El Fandi siempre lo da todo, ofrece espectáculo. Recibe a los dos de rodillas, realiza quites vistosos, entusiasma con las banderillas, muletea con oficio. En su primero, que repite incansable, toda la faena es por la derecha. Mata desprendido: una oreja y le piden la segunda. En el cuarto, quita por zapopinas, clava siete palos, le busca las vueltas al mansito pero falla con el descabello.

Talavante actúa en primer lugar, por haber roto la puerta del chiquero su toro, que renquea, tras chocar con un burladero. Muestra el diestro su facilidad, el gran momento que atraviesa pero una entrega moderada. El quinto, «Zapatero» (sin Rodríguez por delante) es incierto pero acaba entregándose. Al son de «La Misión», Alejandro dibuja naturales lentos, de categoría, también a pies juntos, pero pincha la gran faena.
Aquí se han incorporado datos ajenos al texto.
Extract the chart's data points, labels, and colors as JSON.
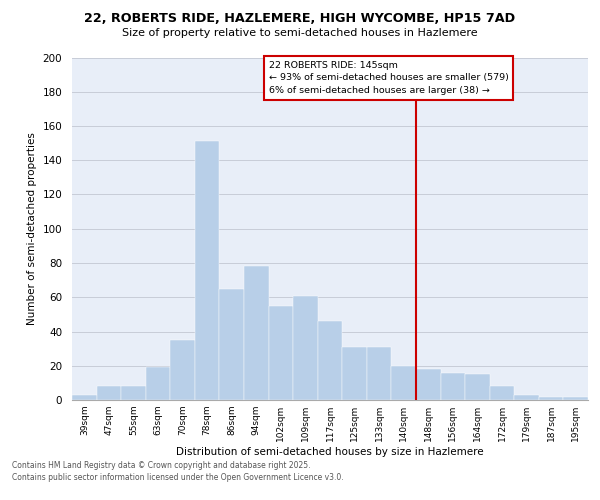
{
  "title_line1": "22, ROBERTS RIDE, HAZLEMERE, HIGH WYCOMBE, HP15 7AD",
  "title_line2": "Size of property relative to semi-detached houses in Hazlemere",
  "xlabel": "Distribution of semi-detached houses by size in Hazlemere",
  "ylabel": "Number of semi-detached properties",
  "categories": [
    "39sqm",
    "47sqm",
    "55sqm",
    "63sqm",
    "70sqm",
    "78sqm",
    "86sqm",
    "94sqm",
    "102sqm",
    "109sqm",
    "117sqm",
    "125sqm",
    "133sqm",
    "140sqm",
    "148sqm",
    "156sqm",
    "164sqm",
    "172sqm",
    "179sqm",
    "187sqm",
    "195sqm"
  ],
  "values": [
    3,
    8,
    8,
    19,
    35,
    151,
    65,
    78,
    55,
    61,
    46,
    31,
    31,
    20,
    18,
    16,
    15,
    8,
    3,
    2,
    2
  ],
  "bar_color": "#b8cfe8",
  "highlight_index": 14,
  "highlight_color": "#cc0000",
  "annotation_title": "22 ROBERTS RIDE: 145sqm",
  "annotation_line1": "← 93% of semi-detached houses are smaller (579)",
  "annotation_line2": "6% of semi-detached houses are larger (38) →",
  "ylim": [
    0,
    200
  ],
  "yticks": [
    0,
    20,
    40,
    60,
    80,
    100,
    120,
    140,
    160,
    180,
    200
  ],
  "footer1": "Contains HM Land Registry data © Crown copyright and database right 2025.",
  "footer2": "Contains public sector information licensed under the Open Government Licence v3.0.",
  "bg_color": "#e8eef8",
  "grid_color": "#c8ccd8"
}
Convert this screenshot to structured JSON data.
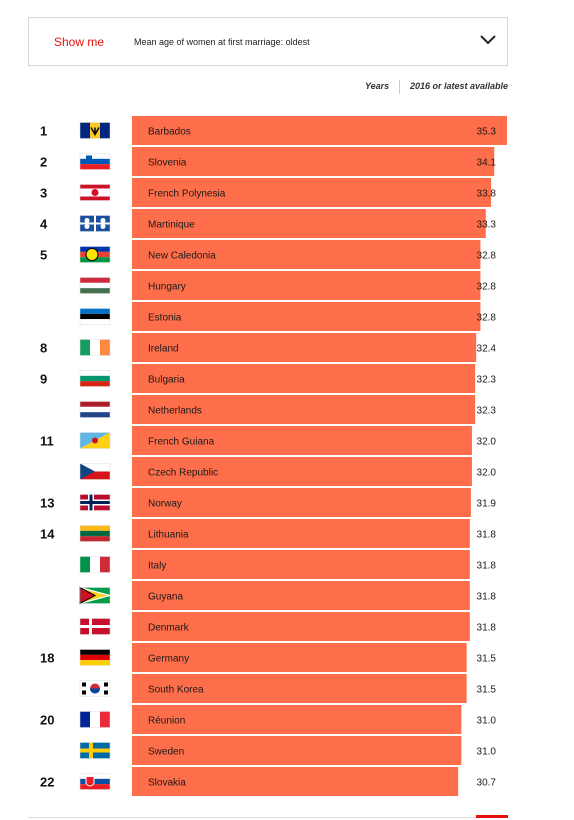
{
  "selector": {
    "show_label": "Show me",
    "metric_label": "Mean age of women at first marriage: oldest",
    "icon": "chevron-down-icon"
  },
  "columns": {
    "years": "Years",
    "latest": "2016 or latest available"
  },
  "colors": {
    "bar": "#ff6e4a",
    "accent": "#e3120b"
  },
  "chart_data": {
    "type": "bar",
    "orientation": "horizontal",
    "xlim": [
      0,
      35.3
    ],
    "rows": [
      {
        "rank": "1",
        "country": "Barbados",
        "value": 35.3
      },
      {
        "rank": "2",
        "country": "Slovenia",
        "value": 34.1
      },
      {
        "rank": "3",
        "country": "French Polynesia",
        "value": 33.8
      },
      {
        "rank": "4",
        "country": "Martinique",
        "value": 33.3
      },
      {
        "rank": "5",
        "country": "New Caledonia",
        "value": 32.8
      },
      {
        "rank": "",
        "country": "Hungary",
        "value": 32.8
      },
      {
        "rank": "",
        "country": "Estonia",
        "value": 32.8
      },
      {
        "rank": "8",
        "country": "Ireland",
        "value": 32.4
      },
      {
        "rank": "9",
        "country": "Bulgaria",
        "value": 32.3
      },
      {
        "rank": "",
        "country": "Netherlands",
        "value": 32.3
      },
      {
        "rank": "11",
        "country": "French Guiana",
        "value": 32.0
      },
      {
        "rank": "",
        "country": "Czech Republic",
        "value": 32.0
      },
      {
        "rank": "13",
        "country": "Norway",
        "value": 31.9
      },
      {
        "rank": "14",
        "country": "Lithuania",
        "value": 31.8
      },
      {
        "rank": "",
        "country": "Italy",
        "value": 31.8
      },
      {
        "rank": "",
        "country": "Guyana",
        "value": 31.8
      },
      {
        "rank": "",
        "country": "Denmark",
        "value": 31.8
      },
      {
        "rank": "18",
        "country": "Germany",
        "value": 31.5
      },
      {
        "rank": "",
        "country": "South Korea",
        "value": 31.5
      },
      {
        "rank": "20",
        "country": "Réunion",
        "value": 31.0
      },
      {
        "rank": "",
        "country": "Sweden",
        "value": 31.0
      },
      {
        "rank": "22",
        "country": "Slovakia",
        "value": 30.7
      }
    ]
  }
}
En su debut en Gijón, Roca Rey, baila una triunfal «Danza prima». Al tercero, bondadoso, le hace de todo: verónicas templadas, un quite mixto; con la muleta, liga, manda, logra pases de pecho muy largos, naturales excelentes, y mata con decisión: dos justas orejas. El último casi se lo lleva por delante, en un quite con el capote a la espalda. El toro se para pronto, le da la lidia adecuada. Sale felizmente a hombros. Más allá de los pases y los trofeos, me interesa, en este torero, su cabeza, su ambición, su capacidad para improvisar, sin emperrarse en la faena preconcebida, acomodándose a lo que el toro pide, en cada momento; también, a lo que el público necesita, para suscitar el entusiasmo. Eso es privilegio de pocos. Valle-Inclán hubiera dicho: «Cráneo privilegiado».

El día 15, se volverá a bailar, en la playa de Gijón, la «Danza Prima», símbolo de fraternidad y apertura. Un vecino me pasa una nueva estrofa: «Ya ha debutado en El Bibio / la figura peruana / que a los públicos atrae / y Andrés Roca Rey se llama. / Toros de Sánchez Arjona / de la salmantina casta / le han permitido mostrar / valor, ambición y raza. / Ha cortado dos orejas, / una multitud le aclama: / por las calles de Gijón / se lo llevan en volandas. / ¡Ay, un galán del Perú, / que es, ya, galán de esta Plaza!».

Camino de San Sebastián, me despido yo de esta ciudad con el himno que aquí se canta a coro: «Gijón del alma».